Yamaha zählte bereits 1993 zu den frühen Pionieren im E-Bike-Markt, das Unternehmen zog sich vor der Jahrtausendwende in Europa aus diesem Markt wieder zurück. Auf der Eurobike 2013 zeigte sich Yamaha wieder mit einem eigenen E-Bike-Antriebssystem, das in dieser Saison vor allem vom Fahrradhersteller Giant verwendet wurde.

Display Nyon von Bosch

Ab dem kommenden Modelljahr springt nun mit der Winora-Gruppe ein weiterer namhafter Fahrradhersteller auf den Yamaha-Zug auf: Die Marke Haibike bietet ab Herbst die neue Linie SDURO an, die den drehmomentstarken und gleichzeitig sehr kompakten Mittelmotor von Yamaha in sportliche Mountainbikes, Cross- und Trekkingräder integriert.

Auch die etablierten Anbieter machen auf sich aufmerksam.

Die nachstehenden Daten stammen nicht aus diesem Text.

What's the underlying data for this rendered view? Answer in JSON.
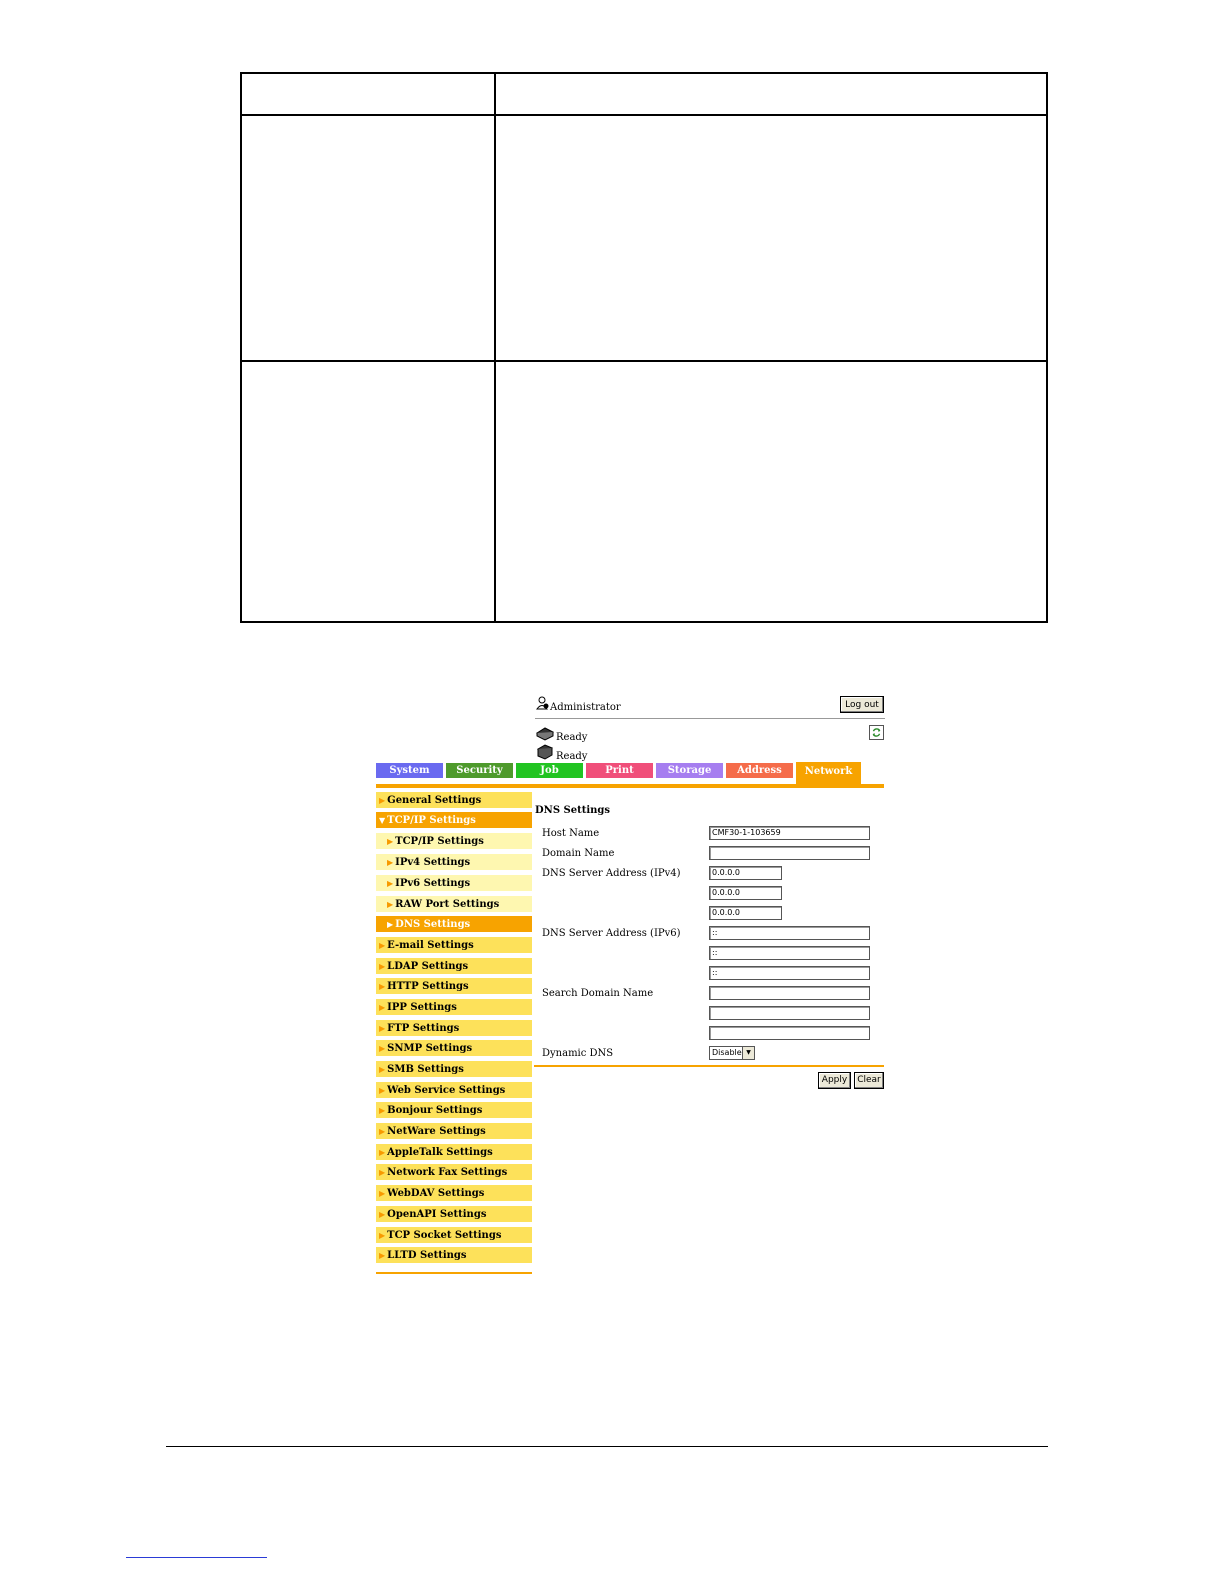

Von Bosch gibt es auf der Eurobike nicht nur das neue Display Nyon zu sehen, das den Fahrer interaktiv im Stil eines Smartphones mit zahlreichen Informationen bis hin zur Navigation versorgt, sondern der E-Bike-Ausrüster kooperiert außerdem mit den Fahrradkomponentenherstellern Shimano, Sram und Nuvinci. Das Ergebnis ist eine neue Technik zur gemeinsamen Steuerung von E-Bike-Antrieb und Schaltung.

Auch kleinere Menschen werden angetrieben

Bereits in diesem Jahr rollten die ersten Elektro-Rennräder aus dem Handel, während für 2015 auch die Zahl der Mountainbike-Modelle mit E-Antrieb weiter wächst. Wer sich auf der Fahrradmesse umsieht, wird viele vollgefederte Offroad-Bikes mit elektrischer Tretkraftunterstützung sehen, die mit vergleichsweise geringem Gewicht, durchaus potentem Fahrwerk und hochwertiger Ausstattung auch vor anspruchsvolleren Trails nicht zurückschrecken.

Am Stand von KTM wird auf der Fachmesse erstmals ein Mountainbike mit Bosch-Antrieb zu sehen sein, das mit 24-Zoll-Laufrädern auf die noch unerschlossene Zielgruppe der größeren Kinder zielt. Bei Haibike wiederum wird mit Mountainbikes mit 27,5-Zoll-Laufrädern und der besonders kleinen Rahmenhöhe von 35 cm die Zielgruppe klein gewachsener Menschen und die der Jugendlichen angesprochen.